While these developments were taking place at Beijing, the foreign powers, or the "Allies," as they came to be called, were moving against the Boxers in Tianjin. Under the overall command of Admiral George C. Remey[?], USN, Commander-in-Chief of the Asiatic Naval Station, all available Marines in the Philippines were ordered into readiness to move to the relief of Tianjin and Beijing. The first contingent, consisting of eight officers and one hundred and thirty-two enlisted men commanded by Major Littleton W.T. Waller[?], USMC, started from Taku to Tianjin on June 20, 1900. Attaching his little force to the British naval contingent under Commander Craddock, RN, and in cooperation with other allied troops, mostly Russian and British, Major Waller and his Marines entered Tianjin on June 25, and participated in the relief of Admiral Seymour's column, still pinned down just beyond the city.
Upon the evacuation of Captain McCalla who had had charge of the American sailors and Marines in Seymour's force, Major Waller assumed the command, and with the other allied troops waited for further reinforcements before undertaking the attack upon the strong Chinese positions within the ancient walled city in the center of Tianjin. Among the American reinforcements were the 1st Marine Regiment and elements of the 9th Infantry Regiment. These American troops together with the force commanded by Major Waller were placed under the command of Colonel R.L. Meade[?], USMC, whose organization was in turn brigaded with the Royal Welsh Fusiliers and a British naval force, under the overall command of Brigadier General Dorward of the British Army. The assault began on the morning of July 13, 1900, and was pressed hotly with very heavy casualties on both sides until the city fell to the allies on July 14.

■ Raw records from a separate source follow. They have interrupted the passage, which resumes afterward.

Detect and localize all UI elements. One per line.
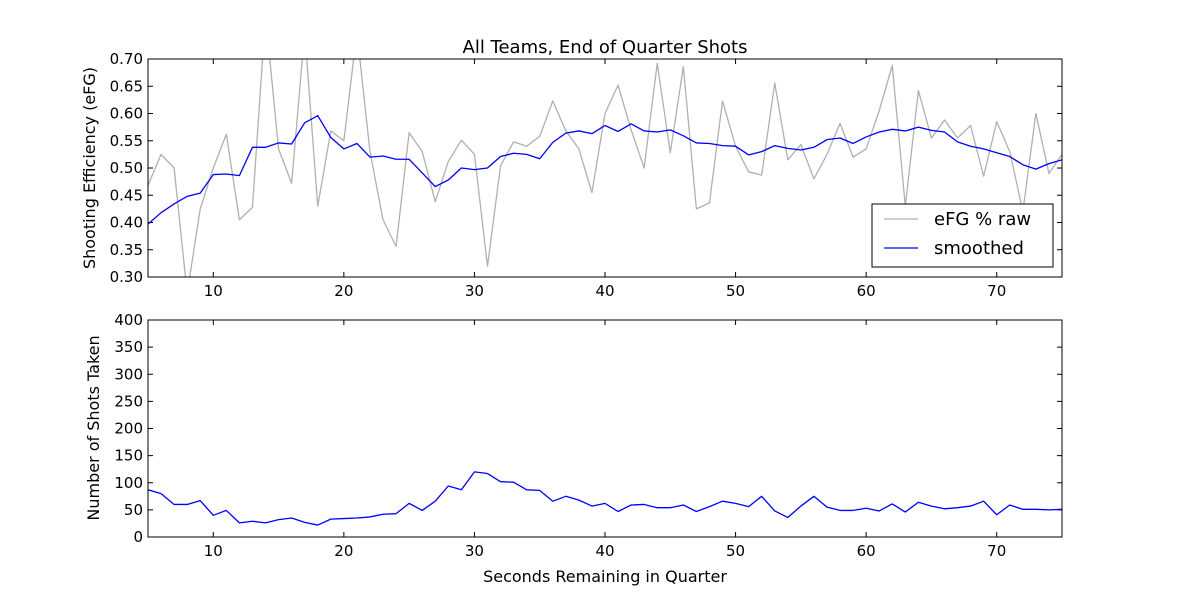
x-tick-label: 40 [595, 282, 614, 300]
series-line-shots [148, 471, 1062, 526]
y-tick-label: 150 [114, 447, 143, 465]
y-axis-label: Shooting Efficiency (eFG) [80, 67, 99, 269]
y-axis-label-bottom: Number of Shots Taken [84, 335, 103, 520]
x-tick-label: 60 [857, 542, 876, 560]
y-tick-label: 0.70 [110, 50, 143, 68]
series-group [148, 59, 1062, 277]
plot-frame-bottom [147, 319, 1063, 538]
y-tick-label: 50 [124, 501, 143, 519]
x-tick-label: 50 [726, 282, 745, 300]
y-tick-label: 0.50 [110, 159, 143, 177]
y-tick-label: 250 [114, 392, 143, 410]
y-tick-label: 100 [114, 474, 143, 492]
chart-title: All Teams, End of Quarter Shots [463, 37, 748, 58]
x-tick-label: 20 [334, 282, 353, 300]
x-tick-label: 30 [465, 282, 484, 300]
tick-group: 0.30 0.35 0.40 0.45 0.50 0.55 0.60 0.65 0.70 10 20… [110, 50, 1062, 300]
x-tick-label: 70 [987, 282, 1006, 300]
x-tick-label: 70 [987, 542, 1006, 560]
x-tick-label: 50 [726, 542, 745, 560]
y-tick-label: 0.65 [110, 77, 143, 95]
series-line-smoothed [148, 115, 1062, 225]
legend-box [871, 203, 1054, 268]
series-group [148, 471, 1062, 526]
legend-label-smoothed: smoothed [934, 238, 1024, 259]
tick-group: 0 50 100 150 200 250 300 350 400 10 20 30 40 50 60 70 [114, 311, 1062, 560]
y-tick-label: 0.60 [110, 105, 143, 123]
y-tick-label: 0.35 [110, 241, 143, 259]
y-tick-label: 200 [114, 420, 143, 438]
plot-frame [147, 58, 1063, 278]
legend: eFG % raw smoothed [871, 203, 1054, 268]
series-line-efg-raw [148, 59, 1062, 277]
x-axis-label: Seconds Remaining in Quarter [483, 567, 727, 586]
y-tick-label: 0.30 [110, 268, 143, 286]
y-tick-label: 0.55 [110, 132, 143, 150]
x-tick-label: 60 [857, 282, 876, 300]
x-tick-label: 20 [334, 542, 353, 560]
efficiency-chart: All Teams, End of Quarter Shots Shooting… [80, 37, 1063, 300]
legend-label-raw: eFG % raw [934, 209, 1031, 230]
x-tick-label: 40 [595, 542, 614, 560]
y-tick-label: 0 [133, 528, 143, 546]
x-tick-label: 10 [204, 282, 223, 300]
y-tick-label: 300 [114, 365, 143, 383]
y-tick-label: 0.45 [110, 186, 143, 204]
shot-count-chart: Number of Shots Taken Seconds Remaining … [84, 311, 1063, 586]
y-tick-label: 400 [114, 311, 143, 329]
x-tick-label: 30 [465, 542, 484, 560]
x-tick-label: 10 [204, 542, 223, 560]
y-tick-label: 350 [114, 338, 143, 356]
y-tick-label: 0.40 [110, 214, 143, 232]
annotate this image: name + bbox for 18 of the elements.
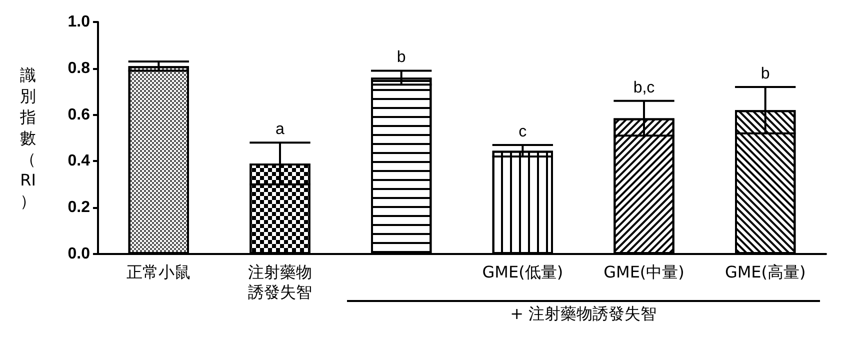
data-label: b — [396, 49, 406, 66]
y-tick-label: 0.2 — [68, 199, 90, 216]
y-axis-title: 識別指數（RI） — [19, 66, 36, 210]
x-tick-label: GME(中量) — [604, 262, 684, 282]
x-tick-label: 正常小鼠 — [126, 262, 191, 282]
text: + 注射藥物誘發失智 — [509, 304, 658, 325]
data-label: c — [518, 123, 527, 140]
y-tick-label: 0.8 — [68, 60, 90, 77]
data-label: b,c — [633, 79, 655, 96]
y-tick-label: 0.4 — [68, 152, 90, 170]
data-label: a — [276, 121, 285, 138]
x-tick-label: GME(低量) — [482, 262, 564, 282]
text: 1.0 — [68, 14, 90, 30]
x-tick-label: 注射藥物誘發失智 — [248, 262, 312, 302]
text: 0.0 — [68, 246, 90, 262]
data-label: b — [760, 65, 770, 82]
y-tick-label: 0.6 — [68, 106, 90, 124]
x-tick-label: GME(高量) — [724, 262, 806, 282]
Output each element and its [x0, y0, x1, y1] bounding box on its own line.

By August 3 there were 18,000 Allied troops at Tianjin and a relief expedition started for Beijing, reaching the legations on August 14. Included among these troops was another battalion of Marines under the command of Major William P. Biddle[?] which arrived after the fall of Tianjin to take part in the relief expedition to the besieged allies in Beijing. With the arrival of Major General Chaffee, U.S. Volunteers, all American forces, including the Marines, were placed under his command. In the advance against the capital the Marines saw their principal actions on August 6 at Yang Tsun when they repulsed a Chinese cavalry attack and captured two villages; on August 13 in the attack on the wall of the Tartar City[?], Beijing, when two companies of Marines fought their way to within sight of the American Legation; and on August 14 when they led one of the attacking columns in the initial stage of the action and forced their way into the Imperial City. On August 14 the government fled, and the beleaguered foreigners were relieved. After the fighting was over, the Marines took up quarters in the Tartar City until they withdrew from Beijing on September 23, 1900, preparatory to their return to the Philippines.